What is age-related macular degeneration?
Age-related macular degeneration (AMD) is the leading cause of severe vision loss among older Americans, more than glaucoma and cataracts combined. AMD is most likely to occur in those 50 and older.
AMD is the deterioration of the macula, the small central area of the eye’s retina responsible for sharp, central vision. It has three stages: early macular degeneration, intermediate macular degeneration, and late macular degeneration.
- Early macular degeneration – Early macular degeneration is diagnosed by the presence of medium-sized drusen, yellow deposits beneath the retina about the width of an average human hair. People with early macular degeneration typically do not have vision loss.
- Intermediate macular degeneration – People with intermediate macular degeneration usually have large drusen, pigment changes in the retina, or both. There may be some vision loss at this stage, but most people will not experience any symptoms.

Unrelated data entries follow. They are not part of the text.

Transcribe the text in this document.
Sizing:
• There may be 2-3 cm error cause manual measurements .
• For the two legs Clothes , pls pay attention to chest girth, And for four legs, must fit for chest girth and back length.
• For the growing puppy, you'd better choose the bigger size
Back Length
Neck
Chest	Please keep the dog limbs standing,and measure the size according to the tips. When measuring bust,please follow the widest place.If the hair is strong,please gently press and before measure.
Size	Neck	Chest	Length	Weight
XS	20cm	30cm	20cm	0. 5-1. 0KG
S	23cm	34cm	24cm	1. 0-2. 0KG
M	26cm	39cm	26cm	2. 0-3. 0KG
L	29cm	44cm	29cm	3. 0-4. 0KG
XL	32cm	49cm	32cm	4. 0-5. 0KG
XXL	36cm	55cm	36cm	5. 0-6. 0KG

- Late macular degeneration – In addition to drusen, vision loss from damage to the macula will also become noticeable in this stage.
There are also two basic types of macular degeneration: dry and wet.
- Dry macular degeneration – This is the more common type of macular degeneration. With dry macular degeneration, the tissue of the macula gradually becomes thin and stops working correctly.
- Wet macular degeneration – Wet macular degeneration is less common but much more severe. Wet macular degeneration occurs when fluids leak from newly-formed blood vessels under the macula, causing scarring of the macula. Vision loss progresses faster than it does with dry macular degeneration.
What are the symptoms and signs of AMD?
In the early stages, signs and symptoms of AMD can go unnoticed. However, early signs of vision loss from AMD can include:
- The gradual loss of ability to see objects clearly
- The loss of clear color vision
- Objects appear distorted or fuzzy
- A dark or empty area in the center of vision
What causes AMD?
The exact cause of AMD isn’t known. However, genetic and environmental factors may play a role in the development of AMD. The development of AMD is also more likely if a person is:
- A smoker
- Has a family history of macular degeneration
- Eats a diet high in saturated fat
What is it like to see through the eyes of someone with AMD?
AMD creates a loss of vision in the center of the eye. As a result, you cannot see fine details. Tasks like cooking, reading, and even having a simple conversation with someone can become difficult. In addition, straight lines like sidewalks and doorframes will appear warped. To better understand AMD’s effect on sight, use the Vision Simulator at versanthealth.com/visionsimulator.
How is AMD diagnosed?
Regular eye exams are essential for maintaining healthy eyes and vision since people may not experience vision loss in the early stages of the disease. Eye care professionals often detect early signs of AMD before symptoms occur. A dilated eye exam may include the following:
- Visual acuity test – This eye chart measures how well you see at distances.
- Dilated eye exam – Your eye care professional will place drops in your eyes to widen or dilate the pupils, which provides a better view of the back of your eye. Using a special magnifying lens, they will look at your retina and optic nerve for signs of AMD.
- Amsler grid – Your eye care professional may also perform a brief test using an Amsler grid that measures your central vision. Changes in your central vision may cause the lines in the grid to disappear or appear distorted, which is a sign of AMD.
- Fluorescein angiogram – If your eye care professional detects some defect in your central vision, such as distortion or blurriness, they may order a fluorescein angiography. In this test, a fluorescent dye is injected into your arm to examine the retinal blood vessels surrounding the macula. This process makes it possible to see leaking blood vessels, a symptom of rapidly progressive AMD.
During the exam, your eye care professional will look for drusen. While most people develop some very small drusen as a normal part of aging, medium-to-large drusen may indicate that you have AMD.
Another sign of AMD is the appearance of pigment changes in the retina. As these cells break down and release their pigment, your eye care professional may see dark clumps of released pigment and less pigmented areas.
How do you treat AMD?
There is currently no known cure for AMD. However, some treatments and lifestyle changes, like exercising, avoiding smoking, and protecting your eyes from ultraviolet light, may help prevent dry macular degeneration’s progression to the wet form.
Wet macular degeneration can be treated with laser treatment if detected early. Another option is photodynamic therapy, used with FDA-approved drugs to stop abnormal blood vessel growth.